Stephanie Knezz, PhD, Assistant Professor of Instruction, Department of Chemistry, Judd A. and Marjorie Weinberg College of Arts and Sciences, Northwestern

Stephanie Knezz is an Assistant Professor of Instruction and General Chemistry Co-Lab Director in the Department of Chemistry at Northwestern University. She teaches the General Chemistry Lab course that accompanies the main-sequence introductory chemistry course (serving ~500 undergraduates/term) and the analogous course through Northwestern’s School of Professional Studies (serving a wide array of non-traditional students with diverse academic backgrounds).

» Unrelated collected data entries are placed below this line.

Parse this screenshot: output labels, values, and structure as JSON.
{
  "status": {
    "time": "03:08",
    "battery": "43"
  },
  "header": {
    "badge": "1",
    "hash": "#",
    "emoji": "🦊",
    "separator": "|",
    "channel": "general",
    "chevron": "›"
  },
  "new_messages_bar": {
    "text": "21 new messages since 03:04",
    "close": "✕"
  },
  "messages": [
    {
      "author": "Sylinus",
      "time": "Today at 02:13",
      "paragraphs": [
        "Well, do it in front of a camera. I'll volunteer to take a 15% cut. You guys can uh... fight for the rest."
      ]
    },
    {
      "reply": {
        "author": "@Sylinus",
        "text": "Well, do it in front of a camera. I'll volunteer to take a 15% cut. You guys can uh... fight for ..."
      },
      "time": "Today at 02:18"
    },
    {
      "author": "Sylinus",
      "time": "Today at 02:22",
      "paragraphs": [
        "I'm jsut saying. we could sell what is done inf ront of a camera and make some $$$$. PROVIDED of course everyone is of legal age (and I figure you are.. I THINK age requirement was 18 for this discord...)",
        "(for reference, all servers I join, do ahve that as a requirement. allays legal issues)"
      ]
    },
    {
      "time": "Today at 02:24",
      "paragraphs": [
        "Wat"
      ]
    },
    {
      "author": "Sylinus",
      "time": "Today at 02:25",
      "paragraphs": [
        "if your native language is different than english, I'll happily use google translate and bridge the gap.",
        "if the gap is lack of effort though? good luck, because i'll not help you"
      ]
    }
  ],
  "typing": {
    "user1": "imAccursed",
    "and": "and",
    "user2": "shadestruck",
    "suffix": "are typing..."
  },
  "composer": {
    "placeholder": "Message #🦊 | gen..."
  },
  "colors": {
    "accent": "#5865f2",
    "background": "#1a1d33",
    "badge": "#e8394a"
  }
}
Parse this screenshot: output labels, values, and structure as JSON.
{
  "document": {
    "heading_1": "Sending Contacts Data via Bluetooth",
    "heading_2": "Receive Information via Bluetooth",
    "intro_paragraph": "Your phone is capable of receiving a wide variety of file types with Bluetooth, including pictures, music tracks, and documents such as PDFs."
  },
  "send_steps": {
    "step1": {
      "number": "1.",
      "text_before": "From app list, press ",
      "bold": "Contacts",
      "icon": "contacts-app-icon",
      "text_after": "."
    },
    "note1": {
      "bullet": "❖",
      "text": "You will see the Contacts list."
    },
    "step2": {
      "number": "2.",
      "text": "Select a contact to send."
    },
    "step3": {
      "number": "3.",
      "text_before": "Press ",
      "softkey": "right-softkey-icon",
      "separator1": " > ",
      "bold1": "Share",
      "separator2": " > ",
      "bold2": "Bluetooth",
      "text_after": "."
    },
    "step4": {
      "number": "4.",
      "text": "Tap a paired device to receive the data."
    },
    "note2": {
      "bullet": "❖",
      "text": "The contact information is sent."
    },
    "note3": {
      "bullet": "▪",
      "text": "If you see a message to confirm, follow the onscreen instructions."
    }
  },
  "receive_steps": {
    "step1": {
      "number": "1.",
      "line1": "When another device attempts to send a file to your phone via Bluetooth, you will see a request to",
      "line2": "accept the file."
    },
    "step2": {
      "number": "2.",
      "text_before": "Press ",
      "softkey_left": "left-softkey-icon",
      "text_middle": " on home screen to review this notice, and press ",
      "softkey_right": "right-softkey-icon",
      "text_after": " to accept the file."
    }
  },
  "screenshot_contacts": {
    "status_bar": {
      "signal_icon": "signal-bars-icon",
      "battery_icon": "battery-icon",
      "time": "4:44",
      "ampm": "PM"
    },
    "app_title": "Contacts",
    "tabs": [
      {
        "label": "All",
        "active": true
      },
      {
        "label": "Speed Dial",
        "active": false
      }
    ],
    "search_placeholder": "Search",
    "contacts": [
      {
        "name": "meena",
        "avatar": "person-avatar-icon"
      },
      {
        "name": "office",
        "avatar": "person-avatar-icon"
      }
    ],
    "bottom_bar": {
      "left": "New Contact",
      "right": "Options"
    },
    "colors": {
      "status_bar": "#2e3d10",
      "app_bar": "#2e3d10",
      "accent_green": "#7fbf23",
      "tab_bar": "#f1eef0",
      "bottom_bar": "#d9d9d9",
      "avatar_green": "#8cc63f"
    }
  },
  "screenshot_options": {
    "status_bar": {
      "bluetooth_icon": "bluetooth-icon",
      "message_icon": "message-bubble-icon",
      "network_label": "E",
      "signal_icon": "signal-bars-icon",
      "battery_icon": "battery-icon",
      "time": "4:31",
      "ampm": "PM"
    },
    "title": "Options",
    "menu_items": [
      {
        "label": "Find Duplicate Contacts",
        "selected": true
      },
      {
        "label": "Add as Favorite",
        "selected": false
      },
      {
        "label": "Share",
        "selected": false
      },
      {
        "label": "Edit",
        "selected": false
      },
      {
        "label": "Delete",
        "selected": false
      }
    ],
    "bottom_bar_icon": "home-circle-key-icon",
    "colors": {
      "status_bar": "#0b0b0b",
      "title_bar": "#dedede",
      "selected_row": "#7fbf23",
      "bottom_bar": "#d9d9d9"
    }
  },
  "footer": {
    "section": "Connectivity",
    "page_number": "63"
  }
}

Stephanie studied Chemistry at Butler University (BS 2011) before earning her PhD in Chemistry at the University of Wisconsin-Madison in 2016. During her time at UW-Madison, Stephanie began her involvement in CIRTL (Center for the Integration of Teaching, Research, and Learning) and has been an active member of the CIRTL community ever since. In the Fall of 2018, she co-instructed a synchronous online course through CIRTL, entitled Equity in STEM for All Genders, aimed at promoting gender bias awareness and collaboratively developing strategies to mitigate this type of bias in STEM contexts. In all her courses, Stephanie focuses on promoting identity affirmation and self-efficacy among historically underrepresented students in STEM to promote persistence in their college careers and beyond.